For essentially as long as I can remember, Thanksgiving has signaled time with family…and a tree stand. While that still remains true, the traditional routine of late November has experienced some changes.
As I’ve shared in this space previously, the Destefan family has ties to Jefferson County that existed long before my career move with this newspaper. Although not technically “from” here, I’ve been coming to the area since I could walk, spending time at the farm (as we call it), valuing a rural lifestyle. Still, my visits were limited to a few occasions a year, headlined by the annual excursion for rifle season around Thanksgiving. My hometown is roughly three hours away, so that trip “up north” was always a highlight of the holiday season.
My parents would host the feast on Thursday, getting our small family together for food and fellowship before officially turning our attention to the prized date that not so long ago held the designation of “the Monday after Thanksgiving.”
Much like that staple on the calendar has changed to “the Saturday after Thanksgiving,” so too has our family’s routine.
As I write this, Lindsey and I are preparing to host our third Thanksgiving, no longer going to Mom and Dad’s, but rather getting set to welcome them for not only the day, but most of the ensuing week. Now living all of 15 minutes from our hunting camp, it’s only logical for them to come to us, first with a focus on Thursday’s meal before looking ahead to Saturday’s chance at a buck.
The biggest addition is our now 14-month-old son, who brings a new light into all of our lives.
Needless to say, things are quite different than they were three years ago. Even so, the primary principles will always remain the same.
I’m extremely fortunate to have a close relationship with my parents, with holidays simply serving as another opportunity to visit. As Cooper continues to grow seemingly by the hour, my Mom and Dad have dedicated themselves to being constants in his life, not letting the three-hour trip stand in the way. We also make our fair share of trips back home, but weeks like this only further solidify how life really does come full circle. Instead of me traveling “up north” and leaving my wife and son for several days to hunt, Cooper’s grandparents now come here, with Nana spending the better part of a week spoiling him while Pappy D happily juggles making his grandson laugh and hunting with yours truly.
The camaraderie of hunting camp also remains crucial, even if I now choose to sleep in my own bed rather than one at the farm. For those who have the privilege of hunting with a group, you understand it’s not something to take for granted. When you can do it with family, it makes it that much more special.

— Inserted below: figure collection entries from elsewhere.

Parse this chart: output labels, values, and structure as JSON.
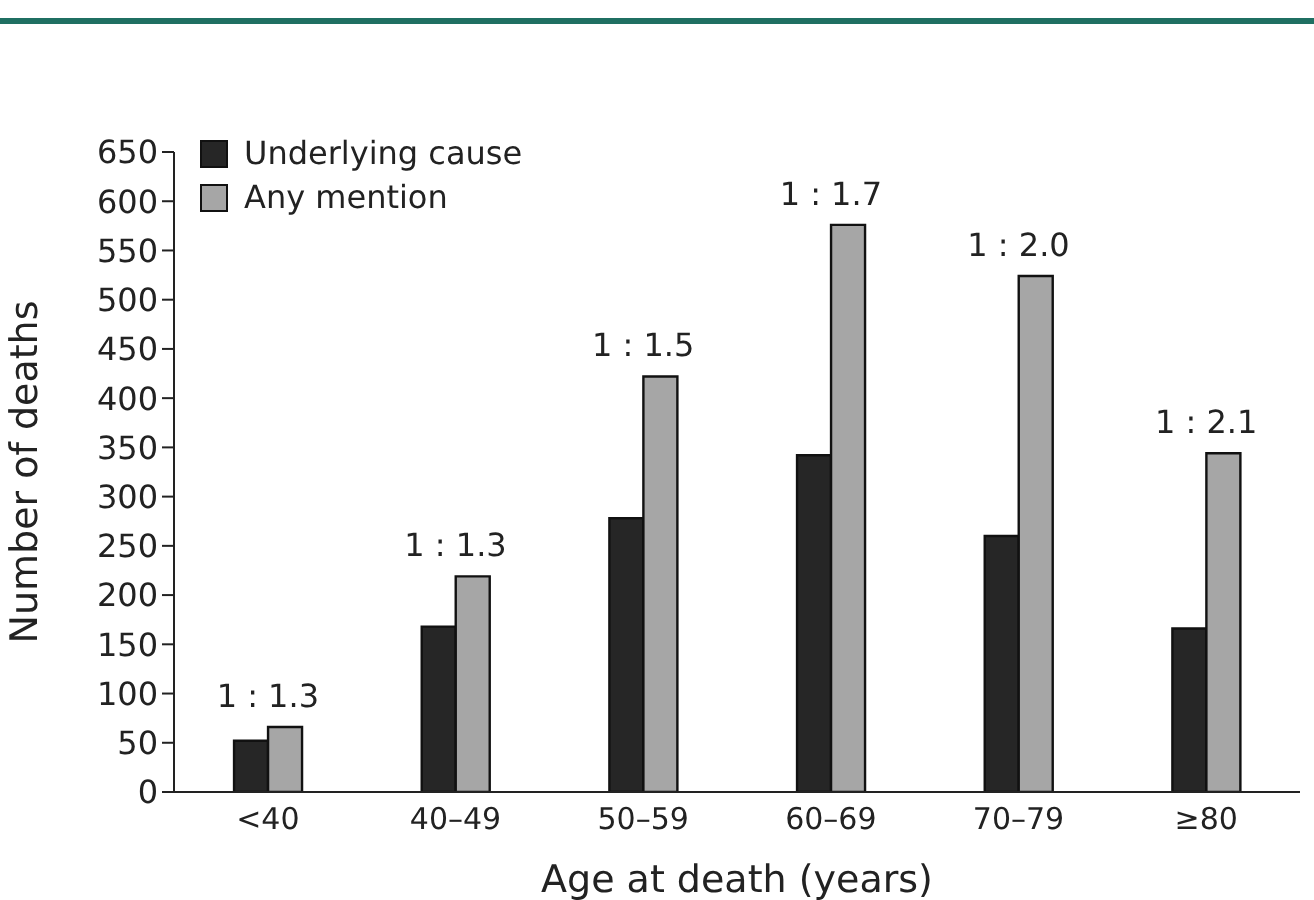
{
  "chart_data": {
    "type": "bar",
    "xlabel": "Age at death (years)",
    "ylabel": "Number of deaths",
    "categories": [
      "<40",
      "40–49",
      "50–59",
      "60–69",
      "70–79",
      "≥80"
    ],
    "series": [
      {
        "name": "Underlying cause",
        "color": "#262626",
        "values": [
          52,
          168,
          278,
          342,
          260,
          166
        ]
      },
      {
        "name": "Any mention",
        "color": "#a6a6a6",
        "values": [
          66,
          219,
          422,
          576,
          524,
          344
        ]
      }
    ],
    "ylim": [
      0,
      650
    ],
    "yticks": [
      0,
      50,
      100,
      150,
      200,
      250,
      300,
      350,
      400,
      450,
      500,
      550,
      600,
      650
    ],
    "grid": false,
    "legend": "top left",
    "annotations": [
      {
        "text": "1 : 1.3",
        "x": "<40",
        "y": 66
      },
      {
        "text": "1 : 1.3",
        "x": "40–49",
        "y": 219
      },
      {
        "text": "1 : 1.5",
        "x": "50–59",
        "y": 422
      },
      {
        "text": "1 : 1.7",
        "x": "60–69",
        "y": 576
      },
      {
        "text": "1 : 2.0",
        "x": "70–79",
        "y": 524
      },
      {
        "text": "1 : 2.1",
        "x": "≥80",
        "y": 344
      }
    ]
  }
}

I’ve had that ability to share the woods with my father, grandfather and a close family friend for as long as I’ve been capable of shouldering a rifle, making memories over the years that will last a lifetime. As we all grow older, it enhances the importance of each hunting season, realizing that health, careers and beyond will inevitably impact our brotherhood down the road. Come Saturday, and the few days we are able to take off work that follow, it’s vital to cherish it all.
Sure, getting lucky enough to personally take a buck would be great. Admittedly, it’s been a while. But I’ll be just as thrilled if anyone in our camp downs a shooter. And, without asking, I know they feel the same. That’s the unspoken beauty of it.
There’s also the serenity that is only available this time of year, watching the wilderness wake up at sunrise while a subtle breeze and rustling of leaves take over the senses. Pounding away on a keyboard and answering a phone may pay the bills. But sitting in the trees can temporarily put the worries of the world on silent.
One thing that will be on my mind is how soon Cooper will be joining me when it comes to hunting, ready to make those memories with him. Yes, it’s still years away, but with how time screams by, it will be here before I know it.
That will be yet another chapter to our changing traditions. Fortunately, Thanksgiving signaling time with family and a tree stand will remain the same.